International Women’s Day: Say No To Quotas!
Today is being celebrated the world over as International Women’s Day; a day to celebrate the achievements of those of the fairer sex, while highlighting the work that is still to be done on behalf of women in some of the forgotten corners of our world. Perhaps inevitably the conversation today will turn to towards finding solutions to the real and perceived inequalities facing women. That conversation will undoubtedly rest on quota systems. In fact, a member of the Jamaican Senate has already raised the issue, arguing that it would compensate for the disparity between men and women in the Parliament. I’m no expert in these matters, and I do not pretend to be – these are my opinions having thought about the issue. I have no doubt that the Senator has good intentions, but I cannot support quotas on the basis of gender, especially in political representation. Here’s why.
Quota systems in politics exist to solve inherent or structural inequalities. That is, the state engineers what is thought to be a desired result by allocating or reserving a certain amount of seats in the parliament for women, on the basis that they are women. That would be the first qualifier. While advocacy groups here in Jamaica such as the 51% Coalition have argued that the women who would occupy these reserved seats/spaces are to be qualified, they do not deny that the basic qualifier would be gender. It raises the question, is there inherent and structural inequality in Jamaican politics? By this I mean, are women prevented from running for, and holding public office simply because they are women? Of course not. A female colleague of mine only this morning tweeted that she is thankful to have been born and raised in a country where being a female was not a deterrent or an impediment. We must then question why we need to engineer the democratic process to reflect what we think it ought to look like. This betrays our impatience with the democratic process. We believe the pluralist society we consider ideal is taking shape too slowly for our liking, so we must necessarily meddle, engineer and interfere to suit or preferences. That is dangerous. That is to be rejected.

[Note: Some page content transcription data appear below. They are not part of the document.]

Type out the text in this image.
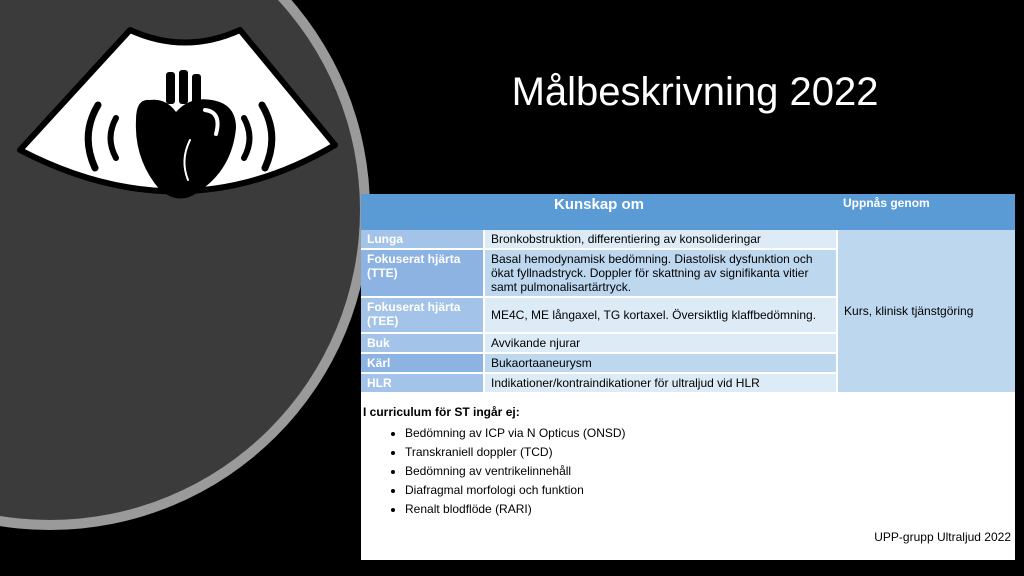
Målbeskrivning 2022
Kunskap om		Uppnås genom
Lunga	Bronkobstruktion, differentiering av konsolideringar	Kurs, klinisk tjänstgöring
Fokuserat hjärta (TTE)	Basal hemodynamisk bedömning. Diastolisk dysfunktion och ökat fyllnadstryck. Doppler för skattning av signifikanta vitier samt pulmonalisartärtryck.	
Fokuserat hjärta (TEE)	ME4C, ME långaxel, TG kortaxel. Översiktlig klaffbedömning.	
Buk	Avvikande njurar	
Kärl	Bukaortaaneurysm	
HLR	Indikationer/kontraindikationer för ultraljud vid HLR	
I curriculum för ST ingår ej:
• Bedömning av ICP via N Opticus (ONSD)
• Transkraniell doppler (TCD)
• Bedömning av ventrikelinnehåll
• Diafragmal morfologi och funktion
• Renalt blodflöde (RARI)
UPP-grupp Ultraljud 2022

Quotas amount to affirmative action, and just as any other beneficiary of affirmative action is seen as less than, or only having attained the position they occupy because whatever predetermined trait commended them to it, and no matter what their independent qualifications are, we run the real risk of them being shadowed by the quota system. It is my considered opinion that such a move would set back the process, rather than further it.
By favouring one sex over another, we are creating an atmosphere of resentment and animosity; the state will be playing favourites. That is not the role of government, that is not the role of the state. We diminish the capacity of women to make advancements on merit, and single them out for special treatment and remedial action. How would this be in their best interest? How would we have advanced the cause of women by using their gender as the predominant qualifier? Am I the only one who finds that offensive?
Finally, there is an inherent problem with quotas which allows for manipulation. The state ought not to play favourites, as mentioned before. Therefore, if we create quotas on the basis of gender, we may have to do it on the basis of race, then religious persuasion, or political persuasion, and possibly even sexual orientation. Only that would be fair. My question is, where would one draw the line? There is an inherent problem with seeking to adopt a strictly pluralist society, and that problem is chaos. While I can appreciate the good intentions of those who propose quotas, I believe it complicates the problem, rather than fixes it. Democracy was not intended to be engineered or manipulated by the state and its agents; it was intended to unfold at the ballot, by the people, through their vote. If the people want more women, Jews, Catholics, homosexuals, Rastafarians, blacks etc. in Parliament, let them vote them in. Do not reserve seats for them because of predetermined characteristics. I cannot support that.